A Fernando León de Aranoa no le gusta Joaquín Sabina. Entiéndanme, el tipo le ha dedicado horas y horas de metraje, ha cruzado océanos por él, ha compartido sofás, copas, autocares, esputos. Le admira, le graba, le mima. Se ha pasado trece años siendo su sombra. Animándolo. Dándole coba. Aguantándole los desplantes y caprichos. Pero, no, no le gusta. Si no, resulta imposible entender cómo el excelente realizador madrileño ha perpetrado una patraña semejante a Sintiéndolo mucho…, un documental que promete ser el acercamiento más íntimo y completo a la figura del cantante de Úbeda y es, en realidad, un vídeo de ánimo a un colega deprimido. El lujoso regalo de cumpleaños de un viejo niño rico que vive rodeado de sirvientes y facilitadores. Duele verle borracho -–pero solo él, fiesta unipersonal— rodeado de palmeros que le sirven las copas y los recuerdos. “Tírame de la lengua, tírame de la lengua”, le insiste a un Pancho Varona --que trata de entrever a qué se refiere– cuando no se acuerda de cómo siguen sus propias canciones.

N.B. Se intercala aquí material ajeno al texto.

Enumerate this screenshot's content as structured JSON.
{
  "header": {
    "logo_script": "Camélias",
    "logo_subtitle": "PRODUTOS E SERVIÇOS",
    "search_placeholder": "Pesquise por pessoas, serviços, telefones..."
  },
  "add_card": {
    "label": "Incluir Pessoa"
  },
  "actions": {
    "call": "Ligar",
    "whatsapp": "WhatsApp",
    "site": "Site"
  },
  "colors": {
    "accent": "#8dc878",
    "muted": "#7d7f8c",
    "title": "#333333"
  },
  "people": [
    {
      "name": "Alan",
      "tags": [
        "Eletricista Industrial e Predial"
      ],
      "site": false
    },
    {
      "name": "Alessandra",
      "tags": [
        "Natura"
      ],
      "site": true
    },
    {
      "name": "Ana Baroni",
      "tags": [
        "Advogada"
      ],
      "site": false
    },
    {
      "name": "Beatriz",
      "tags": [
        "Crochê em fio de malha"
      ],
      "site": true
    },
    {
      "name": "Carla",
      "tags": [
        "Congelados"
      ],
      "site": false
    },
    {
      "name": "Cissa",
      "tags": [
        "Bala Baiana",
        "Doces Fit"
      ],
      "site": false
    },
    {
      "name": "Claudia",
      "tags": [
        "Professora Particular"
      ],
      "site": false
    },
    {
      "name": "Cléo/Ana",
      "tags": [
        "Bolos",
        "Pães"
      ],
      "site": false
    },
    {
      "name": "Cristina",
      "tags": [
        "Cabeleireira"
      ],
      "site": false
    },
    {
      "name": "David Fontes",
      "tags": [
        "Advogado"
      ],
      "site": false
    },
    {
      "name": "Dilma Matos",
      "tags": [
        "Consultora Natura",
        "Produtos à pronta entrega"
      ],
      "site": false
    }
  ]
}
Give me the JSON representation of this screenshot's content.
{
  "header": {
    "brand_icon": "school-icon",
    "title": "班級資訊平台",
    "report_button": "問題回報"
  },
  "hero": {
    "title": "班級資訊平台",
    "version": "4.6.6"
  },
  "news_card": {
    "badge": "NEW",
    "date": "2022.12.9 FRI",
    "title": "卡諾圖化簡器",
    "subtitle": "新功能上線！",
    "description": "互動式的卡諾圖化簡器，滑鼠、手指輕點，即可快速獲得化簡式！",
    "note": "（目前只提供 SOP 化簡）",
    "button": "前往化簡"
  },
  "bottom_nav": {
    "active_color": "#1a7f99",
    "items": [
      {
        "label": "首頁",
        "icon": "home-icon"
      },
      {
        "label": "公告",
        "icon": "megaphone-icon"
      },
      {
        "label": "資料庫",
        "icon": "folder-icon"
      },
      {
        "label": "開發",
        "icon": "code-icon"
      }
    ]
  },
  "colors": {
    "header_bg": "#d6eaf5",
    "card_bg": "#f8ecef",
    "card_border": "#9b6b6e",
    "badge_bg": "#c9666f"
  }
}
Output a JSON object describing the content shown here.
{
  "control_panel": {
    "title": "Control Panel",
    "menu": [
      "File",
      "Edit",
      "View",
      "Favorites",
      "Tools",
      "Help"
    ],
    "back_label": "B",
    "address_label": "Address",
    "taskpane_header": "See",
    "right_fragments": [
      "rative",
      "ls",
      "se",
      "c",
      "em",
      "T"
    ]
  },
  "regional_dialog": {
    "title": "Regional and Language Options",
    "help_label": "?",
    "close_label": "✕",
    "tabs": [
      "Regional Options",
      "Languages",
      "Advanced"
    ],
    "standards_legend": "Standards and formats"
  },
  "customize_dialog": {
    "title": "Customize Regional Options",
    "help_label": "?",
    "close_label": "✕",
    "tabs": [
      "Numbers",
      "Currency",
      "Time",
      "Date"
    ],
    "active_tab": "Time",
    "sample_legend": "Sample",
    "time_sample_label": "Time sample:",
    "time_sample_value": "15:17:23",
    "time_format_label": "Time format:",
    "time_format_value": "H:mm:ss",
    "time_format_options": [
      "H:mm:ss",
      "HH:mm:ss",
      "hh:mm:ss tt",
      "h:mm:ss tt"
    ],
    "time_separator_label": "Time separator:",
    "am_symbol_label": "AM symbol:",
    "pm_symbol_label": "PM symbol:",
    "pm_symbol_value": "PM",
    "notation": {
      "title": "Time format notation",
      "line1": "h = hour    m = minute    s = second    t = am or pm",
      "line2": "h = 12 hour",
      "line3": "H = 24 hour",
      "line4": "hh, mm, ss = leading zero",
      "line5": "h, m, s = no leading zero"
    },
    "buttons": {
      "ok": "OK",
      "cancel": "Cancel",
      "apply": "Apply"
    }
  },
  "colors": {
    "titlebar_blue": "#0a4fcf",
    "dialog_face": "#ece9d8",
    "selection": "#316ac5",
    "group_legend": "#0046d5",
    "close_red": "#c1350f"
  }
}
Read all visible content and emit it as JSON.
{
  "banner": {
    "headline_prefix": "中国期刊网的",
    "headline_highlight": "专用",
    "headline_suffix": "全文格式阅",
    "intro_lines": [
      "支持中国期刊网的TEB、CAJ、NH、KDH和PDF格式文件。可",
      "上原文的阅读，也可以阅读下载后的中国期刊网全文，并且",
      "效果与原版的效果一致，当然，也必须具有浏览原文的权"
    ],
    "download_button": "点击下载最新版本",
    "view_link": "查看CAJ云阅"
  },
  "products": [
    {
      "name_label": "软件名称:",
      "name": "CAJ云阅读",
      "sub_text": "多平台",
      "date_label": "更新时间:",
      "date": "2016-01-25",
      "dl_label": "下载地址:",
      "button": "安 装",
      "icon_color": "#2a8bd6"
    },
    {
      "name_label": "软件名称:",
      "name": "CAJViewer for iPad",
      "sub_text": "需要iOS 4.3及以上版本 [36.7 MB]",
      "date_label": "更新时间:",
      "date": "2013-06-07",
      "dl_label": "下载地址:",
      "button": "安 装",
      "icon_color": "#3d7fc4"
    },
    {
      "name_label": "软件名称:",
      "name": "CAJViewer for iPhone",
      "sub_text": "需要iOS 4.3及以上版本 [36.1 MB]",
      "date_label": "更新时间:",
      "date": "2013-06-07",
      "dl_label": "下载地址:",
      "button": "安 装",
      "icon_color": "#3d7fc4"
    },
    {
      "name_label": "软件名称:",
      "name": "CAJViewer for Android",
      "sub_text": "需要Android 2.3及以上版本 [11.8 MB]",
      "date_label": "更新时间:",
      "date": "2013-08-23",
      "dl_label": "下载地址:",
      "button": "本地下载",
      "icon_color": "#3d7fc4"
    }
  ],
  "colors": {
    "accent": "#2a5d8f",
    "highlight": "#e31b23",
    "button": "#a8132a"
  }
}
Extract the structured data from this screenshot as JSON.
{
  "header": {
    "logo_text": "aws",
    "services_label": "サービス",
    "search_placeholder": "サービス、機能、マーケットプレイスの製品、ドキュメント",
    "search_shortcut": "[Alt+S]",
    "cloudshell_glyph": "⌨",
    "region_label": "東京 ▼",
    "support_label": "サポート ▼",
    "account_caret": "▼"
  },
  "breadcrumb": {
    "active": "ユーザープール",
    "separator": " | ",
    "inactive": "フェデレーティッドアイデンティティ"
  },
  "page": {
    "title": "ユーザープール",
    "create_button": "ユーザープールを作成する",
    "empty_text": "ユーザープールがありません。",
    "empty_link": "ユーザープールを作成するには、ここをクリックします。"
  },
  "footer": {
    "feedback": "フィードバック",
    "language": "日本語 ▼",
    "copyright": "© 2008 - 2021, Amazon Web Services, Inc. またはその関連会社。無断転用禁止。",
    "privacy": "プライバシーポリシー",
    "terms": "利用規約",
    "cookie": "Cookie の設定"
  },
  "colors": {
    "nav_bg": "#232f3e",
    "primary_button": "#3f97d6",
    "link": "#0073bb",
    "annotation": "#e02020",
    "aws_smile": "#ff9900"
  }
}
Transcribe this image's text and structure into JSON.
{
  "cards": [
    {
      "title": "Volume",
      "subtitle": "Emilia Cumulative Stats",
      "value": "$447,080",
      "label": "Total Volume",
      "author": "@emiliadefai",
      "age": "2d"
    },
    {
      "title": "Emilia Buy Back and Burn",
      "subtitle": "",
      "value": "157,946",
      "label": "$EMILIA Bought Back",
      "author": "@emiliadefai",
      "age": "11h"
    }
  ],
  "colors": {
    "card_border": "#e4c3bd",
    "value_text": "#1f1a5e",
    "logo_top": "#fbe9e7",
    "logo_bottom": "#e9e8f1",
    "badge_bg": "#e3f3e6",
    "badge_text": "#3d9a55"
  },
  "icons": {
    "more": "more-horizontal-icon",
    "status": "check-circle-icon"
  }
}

En fin, al inicio de las dos horazas de película, Sabina confiesa que no se lleva muy bien con el tipo del bombín que sube al escenario --es el otro el que escribe las obras, por decirlo con Borges- y León de Aranoa parece seguirle a pies juntillas, así, realiza un vuelta de tuerca realmente tremebunda: filma y monta un documental sobre un músico donde la música no importa. No es solo que ya no importe, es que la recortan, la descuidan, la marginan. Nos hartamos de acompañar a Sabina por los pasillos de teatros y pabellones hasta el mismo escenario. Una vez lo vemos entrar, el filme pasa a otra parte. La actuación no aparece. Lo que le importa al director son las opiniones de Sabina. Los recuerdos. Los consejos. Y no es mal entrevistado, da titulares, dispara retruécanos, comenta jocoso, monologa mayúsculo; pero lo que dice es absolutamente prescindible. No hace justicia, como es normal, al músico.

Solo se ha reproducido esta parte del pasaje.